Au lieu de cela, Skylar-Scott et son laboratoire travaillent à accélérer le processus d’impression en déposant des amas denses de cellules appelés “organoïdes”. Le groupe crée ces amas en mettant des cellules souches génétiquement modifiées dans une centrifugeuse, ce qui génère une substance pâteuse. Grâce à cette concoction, ils sont en mesure d’imprimer simultanément un grand nombre de cellules dans une structure gélatineuse en 3D. “Nous définissons essentiellement la structure à grande échelle d’un organe en imprimant ces organoïdes”, explique-t-il.

Programmation cellulaire

La mise en place des cellules souches n’est cependant que la première étape. Une fois qu’elles sont imprimées, les chercheurs doivent les convaincre de se différencier en des types de cellules plus spécifiques, formant ainsi un ensemble multicouche de groupes de cellules fonctionnelles qui ressemblent au tissu d’un organe sain. Pour y parvenir, Skylar-Scott fait baigner les cellules souches dans un cocktail chimique.

“Chaque lignée de cellules souches que nous développons est génétiquementconçues pour répondre à un médicament spécifique”, note-t-il. “Une fois qu’elles sentent ce médicament, elles se différencient en types de cellules spécifiques”. Certaines cellules sont programmées pour devenir des cardiomyocytes, les cellules cardiaques qui forment le tissu fonctionnel central du cœur. D’autres reçoivent l’ordre de devenir des cellules stromales, qui relient les tissus entre eux.

Skylar-Scott teste ses tissus imprimés dans un bioréacteur, un récipient de la taille d’un smartphone qui permet de maintenir les cellules imprimées en vie. À l’intérieur de ce bioréacteur, son équipe a réussi à faire pousser une structure semblable à un organe imprimé : un tube d’environ 5 cm de long et d’un demi-centimètre de diamètre. Comme une veine à l’intérieur du corps humain, ce minuscule dispositif pourrait “pomper” tout seul, en se contractant et en se dilatant pour faire circuler le fluide à travers lui.
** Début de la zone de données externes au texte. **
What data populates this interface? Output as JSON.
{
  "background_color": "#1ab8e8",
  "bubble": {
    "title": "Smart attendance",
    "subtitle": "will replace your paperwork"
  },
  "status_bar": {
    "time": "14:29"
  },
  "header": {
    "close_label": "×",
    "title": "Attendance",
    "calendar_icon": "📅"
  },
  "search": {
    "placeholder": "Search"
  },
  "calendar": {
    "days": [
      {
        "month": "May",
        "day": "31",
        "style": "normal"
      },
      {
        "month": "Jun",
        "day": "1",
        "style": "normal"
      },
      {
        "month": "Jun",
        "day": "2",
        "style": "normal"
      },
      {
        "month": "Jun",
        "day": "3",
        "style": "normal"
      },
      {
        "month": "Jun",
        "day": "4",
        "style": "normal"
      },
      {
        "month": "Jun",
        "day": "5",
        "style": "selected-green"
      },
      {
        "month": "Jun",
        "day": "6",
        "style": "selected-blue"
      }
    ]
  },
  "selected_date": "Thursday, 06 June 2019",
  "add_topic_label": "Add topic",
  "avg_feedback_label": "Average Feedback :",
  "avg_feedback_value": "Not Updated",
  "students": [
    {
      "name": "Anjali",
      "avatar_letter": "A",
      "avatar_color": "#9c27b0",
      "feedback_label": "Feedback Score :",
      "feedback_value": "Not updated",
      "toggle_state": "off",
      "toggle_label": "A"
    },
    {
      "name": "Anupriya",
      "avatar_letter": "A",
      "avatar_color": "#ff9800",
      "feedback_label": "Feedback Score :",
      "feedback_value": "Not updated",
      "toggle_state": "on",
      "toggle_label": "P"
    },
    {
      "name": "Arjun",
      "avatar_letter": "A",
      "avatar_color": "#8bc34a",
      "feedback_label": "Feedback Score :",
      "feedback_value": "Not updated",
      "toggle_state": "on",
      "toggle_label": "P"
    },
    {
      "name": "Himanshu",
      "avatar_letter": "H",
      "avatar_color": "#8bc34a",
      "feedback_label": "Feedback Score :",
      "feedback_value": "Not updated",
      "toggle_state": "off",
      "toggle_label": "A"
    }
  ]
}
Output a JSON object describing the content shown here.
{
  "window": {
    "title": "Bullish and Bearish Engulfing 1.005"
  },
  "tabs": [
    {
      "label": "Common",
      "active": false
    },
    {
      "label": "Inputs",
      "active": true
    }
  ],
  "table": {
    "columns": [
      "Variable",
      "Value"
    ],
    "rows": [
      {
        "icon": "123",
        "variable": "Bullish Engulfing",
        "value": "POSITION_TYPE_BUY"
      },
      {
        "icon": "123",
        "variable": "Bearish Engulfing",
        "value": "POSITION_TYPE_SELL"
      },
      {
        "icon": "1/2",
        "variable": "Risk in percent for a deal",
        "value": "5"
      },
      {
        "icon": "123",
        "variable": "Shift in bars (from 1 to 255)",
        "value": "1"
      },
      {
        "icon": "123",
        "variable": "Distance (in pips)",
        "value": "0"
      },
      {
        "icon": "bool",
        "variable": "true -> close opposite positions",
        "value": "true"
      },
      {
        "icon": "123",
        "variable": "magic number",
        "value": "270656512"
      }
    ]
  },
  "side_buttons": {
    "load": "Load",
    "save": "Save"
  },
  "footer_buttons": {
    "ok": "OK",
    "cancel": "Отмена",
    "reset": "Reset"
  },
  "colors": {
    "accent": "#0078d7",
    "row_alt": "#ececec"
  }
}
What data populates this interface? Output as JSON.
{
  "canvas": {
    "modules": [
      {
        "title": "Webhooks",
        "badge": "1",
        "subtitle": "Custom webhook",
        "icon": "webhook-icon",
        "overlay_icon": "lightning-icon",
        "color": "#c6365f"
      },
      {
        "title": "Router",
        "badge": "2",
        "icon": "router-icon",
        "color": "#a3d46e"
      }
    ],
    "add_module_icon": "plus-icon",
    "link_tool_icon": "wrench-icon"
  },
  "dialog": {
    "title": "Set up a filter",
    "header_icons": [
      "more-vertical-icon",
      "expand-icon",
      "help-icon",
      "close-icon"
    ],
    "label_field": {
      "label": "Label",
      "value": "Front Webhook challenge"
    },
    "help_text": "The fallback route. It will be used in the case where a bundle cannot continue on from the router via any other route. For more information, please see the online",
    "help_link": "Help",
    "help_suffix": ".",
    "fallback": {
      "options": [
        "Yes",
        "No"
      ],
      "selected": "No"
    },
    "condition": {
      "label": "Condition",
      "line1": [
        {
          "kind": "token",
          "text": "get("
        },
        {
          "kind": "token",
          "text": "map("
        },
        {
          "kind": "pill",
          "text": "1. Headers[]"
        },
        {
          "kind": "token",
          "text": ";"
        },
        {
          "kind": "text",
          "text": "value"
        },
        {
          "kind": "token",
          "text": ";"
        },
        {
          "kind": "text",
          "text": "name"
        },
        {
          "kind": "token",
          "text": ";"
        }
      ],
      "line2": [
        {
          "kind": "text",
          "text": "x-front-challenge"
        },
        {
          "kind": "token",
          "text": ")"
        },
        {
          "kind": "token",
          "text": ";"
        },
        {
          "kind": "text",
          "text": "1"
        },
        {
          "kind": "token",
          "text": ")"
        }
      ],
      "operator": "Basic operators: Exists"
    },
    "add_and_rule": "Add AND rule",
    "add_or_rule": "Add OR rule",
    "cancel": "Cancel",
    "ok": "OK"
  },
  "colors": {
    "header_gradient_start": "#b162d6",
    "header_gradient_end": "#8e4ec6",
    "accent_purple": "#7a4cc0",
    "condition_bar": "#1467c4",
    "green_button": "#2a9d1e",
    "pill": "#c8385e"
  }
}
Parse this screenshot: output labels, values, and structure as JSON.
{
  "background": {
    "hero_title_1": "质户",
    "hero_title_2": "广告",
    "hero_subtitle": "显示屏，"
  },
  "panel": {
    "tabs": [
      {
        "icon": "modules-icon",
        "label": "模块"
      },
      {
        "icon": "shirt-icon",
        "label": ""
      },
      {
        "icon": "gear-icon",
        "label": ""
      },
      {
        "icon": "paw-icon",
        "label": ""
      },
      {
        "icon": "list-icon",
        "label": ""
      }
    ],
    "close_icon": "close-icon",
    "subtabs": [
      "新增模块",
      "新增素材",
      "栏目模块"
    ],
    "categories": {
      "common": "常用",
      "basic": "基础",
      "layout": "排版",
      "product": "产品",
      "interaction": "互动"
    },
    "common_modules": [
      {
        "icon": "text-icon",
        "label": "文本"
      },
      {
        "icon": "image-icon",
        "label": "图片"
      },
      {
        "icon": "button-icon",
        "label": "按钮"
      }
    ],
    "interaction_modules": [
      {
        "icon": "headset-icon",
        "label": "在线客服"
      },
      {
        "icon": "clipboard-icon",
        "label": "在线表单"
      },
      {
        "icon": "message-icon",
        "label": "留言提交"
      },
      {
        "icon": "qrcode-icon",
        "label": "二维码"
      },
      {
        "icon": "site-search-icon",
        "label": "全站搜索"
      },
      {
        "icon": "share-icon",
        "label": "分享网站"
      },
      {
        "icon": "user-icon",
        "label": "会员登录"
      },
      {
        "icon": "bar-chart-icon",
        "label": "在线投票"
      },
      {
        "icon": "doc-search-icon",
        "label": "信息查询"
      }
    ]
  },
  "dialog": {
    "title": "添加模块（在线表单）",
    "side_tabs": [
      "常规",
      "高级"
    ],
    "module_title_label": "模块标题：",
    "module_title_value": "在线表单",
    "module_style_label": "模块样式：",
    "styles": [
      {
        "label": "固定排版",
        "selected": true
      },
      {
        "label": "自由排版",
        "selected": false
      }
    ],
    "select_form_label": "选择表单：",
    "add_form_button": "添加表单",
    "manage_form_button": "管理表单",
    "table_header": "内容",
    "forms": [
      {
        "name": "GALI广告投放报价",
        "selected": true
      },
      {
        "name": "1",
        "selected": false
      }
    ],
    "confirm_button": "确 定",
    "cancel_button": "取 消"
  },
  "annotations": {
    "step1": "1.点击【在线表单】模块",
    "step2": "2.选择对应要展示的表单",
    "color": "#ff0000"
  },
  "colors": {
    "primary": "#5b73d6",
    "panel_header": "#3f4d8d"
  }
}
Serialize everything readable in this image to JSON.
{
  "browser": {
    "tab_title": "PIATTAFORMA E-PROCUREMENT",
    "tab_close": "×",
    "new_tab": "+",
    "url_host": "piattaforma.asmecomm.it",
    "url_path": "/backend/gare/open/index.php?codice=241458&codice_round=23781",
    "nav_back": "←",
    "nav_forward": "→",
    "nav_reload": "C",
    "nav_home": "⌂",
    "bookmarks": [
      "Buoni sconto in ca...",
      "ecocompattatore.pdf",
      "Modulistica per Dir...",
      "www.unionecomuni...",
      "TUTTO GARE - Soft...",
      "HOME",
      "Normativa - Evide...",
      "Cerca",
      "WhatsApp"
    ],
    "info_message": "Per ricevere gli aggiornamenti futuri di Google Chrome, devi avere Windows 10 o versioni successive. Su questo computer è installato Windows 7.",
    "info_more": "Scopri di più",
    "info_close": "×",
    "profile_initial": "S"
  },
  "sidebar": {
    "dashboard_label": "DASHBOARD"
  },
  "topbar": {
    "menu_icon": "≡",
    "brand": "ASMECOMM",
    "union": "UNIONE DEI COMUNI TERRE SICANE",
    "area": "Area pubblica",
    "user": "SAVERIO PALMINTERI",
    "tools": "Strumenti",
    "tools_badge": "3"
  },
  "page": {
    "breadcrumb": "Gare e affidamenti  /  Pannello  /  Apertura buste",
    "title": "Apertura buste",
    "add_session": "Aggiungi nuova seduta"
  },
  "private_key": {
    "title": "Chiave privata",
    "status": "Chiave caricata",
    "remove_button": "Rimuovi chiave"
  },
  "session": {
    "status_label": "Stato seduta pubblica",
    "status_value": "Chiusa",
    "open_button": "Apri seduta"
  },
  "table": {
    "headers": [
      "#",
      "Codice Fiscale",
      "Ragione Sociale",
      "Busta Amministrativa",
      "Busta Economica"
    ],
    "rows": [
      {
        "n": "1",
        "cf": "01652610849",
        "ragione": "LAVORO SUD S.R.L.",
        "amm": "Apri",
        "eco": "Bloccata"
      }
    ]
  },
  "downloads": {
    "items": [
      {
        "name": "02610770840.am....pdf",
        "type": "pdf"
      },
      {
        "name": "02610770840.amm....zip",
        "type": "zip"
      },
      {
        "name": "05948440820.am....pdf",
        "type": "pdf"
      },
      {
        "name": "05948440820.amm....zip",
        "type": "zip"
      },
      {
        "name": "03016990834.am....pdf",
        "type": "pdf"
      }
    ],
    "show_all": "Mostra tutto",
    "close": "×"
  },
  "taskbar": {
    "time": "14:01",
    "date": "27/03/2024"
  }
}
“Si nous parvenons à développer d’autres tissus de ce type, nous pourrions être à mi-chemin de la construction d’un dispositif pouvant être implanté dans le corps humain”, déclare Skylar-Scott. “Pour les patients nés avec un ventricule unique, par exemple, il n’y a qu’une seule chambre dans le cœur qui peut pousser le sang dans le corps et les poumons – ce qui met beaucoup de pression sur le système cardiovasculaire et provoque une pression artérielle élevée qui peut créer des dommages aux organes. Quelque chose comme cela pourrait agir comme un dispositif de pompage biologique pour aider le sang à aller et venir du cœur”, dit-il.

Mise à l’échelle

Skylar-Scott s’empresse de noter que l’impression d’une structure plus grande, comme une chambre fonctionnelle à greffer sur un cœur existant, est encore loin. Pour cela, il faudrait faire pousser quelque chose de plus de 16 fois la taille de la “pompe à veine” expérimentale de son laboratoire. Pour produire quelque chose d’aussi grand – ou mieux encore, un tout nouvel organe – son laboratoire devrait augmenter considérablement la production de cellules.

“La mise à l’échelle sera le défi de notre génération”, déclare Skylar-Scott. Mais il ne s’agira pas seulement de construire une plus grande imprimante. A bien des égards, cela se résume aux cellules elles-mêmes.

“Actuellement, il faut un mois pour cultiver suffisamment de cellules pour imprimer quelque chose de minuscule. C’est également extrêmement coûteux – chaque essai représente des dizaines de milliers de dollars”, explique-t-il. “Nous devons trouver des moyens d’améliorer les cellules pour les rendre plus robustes et moins chères à cultiver, afin de pouvoir commencer à pratiquer et à perfectionner cette méthode. Une fois que le pipeline de nouvelles cellules sera en place, je pense que nous allons commencer à voir des progrès incroyables.”